I have great appreciation for what Christie is going through. As somebody who was last skinny at age 14, I understand how tempting a big meal can be, especially when I am stressed out (or, let’s face it, when I am not stressed out). And if your calendar makes it impossible to work out, things can get out of whack in a hurry.
Christie’s struggles are America’s struggles. We are now officially a very big country with very big people. I don’t know what the latest studies show, but my guess is that at least half of America should be classified as fat, with a healthy percentage of them being classified as really fat.
Is now the time for fat America to be led by a proud member of their clan?
Liberal columnists like Eugene Robinson and Mike Kinsley – members of the skinny caucus – have already basically said that Christie is too fat to be President.

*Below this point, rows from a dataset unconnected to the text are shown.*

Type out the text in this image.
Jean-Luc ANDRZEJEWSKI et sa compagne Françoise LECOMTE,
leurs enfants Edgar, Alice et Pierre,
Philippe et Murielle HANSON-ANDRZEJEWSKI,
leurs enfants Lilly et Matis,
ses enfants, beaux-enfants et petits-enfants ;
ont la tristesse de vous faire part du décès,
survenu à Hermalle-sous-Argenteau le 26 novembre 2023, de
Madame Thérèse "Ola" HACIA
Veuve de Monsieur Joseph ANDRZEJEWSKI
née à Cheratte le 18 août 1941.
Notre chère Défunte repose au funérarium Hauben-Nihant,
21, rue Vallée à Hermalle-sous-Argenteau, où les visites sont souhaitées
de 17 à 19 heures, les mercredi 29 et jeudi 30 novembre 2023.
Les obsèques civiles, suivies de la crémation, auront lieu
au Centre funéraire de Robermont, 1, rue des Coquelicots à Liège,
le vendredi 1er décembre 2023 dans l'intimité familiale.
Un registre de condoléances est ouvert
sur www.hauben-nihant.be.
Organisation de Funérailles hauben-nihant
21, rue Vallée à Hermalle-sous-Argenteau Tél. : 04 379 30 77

But that shouldn’t be surprising. Liberal America hates fat America. They see is a further example of the evils of American capitalism, overindulgence and flat out greed.
Obesity, though, afflicts the middle and lower middle classes far harder than it afflicts the wealthy. Indeed, one of the historically interesting things about the fattening of America is that, unlike in times past, when kings (think King Henry VIII) and burghers were the fat ones, now it is the lower classes that face the biggest problems of being too big.
I don’t know if Chris Christie is going to run for President or not, but I do know that if he chooses to run, his size will be a campaign issue, for good or for ill. He ought to learn a thing or two from Mike Huckabee and start a weight loss program. To be the biggest winner politically, it wouldn’t hurt to be the biggest loser in the weight department.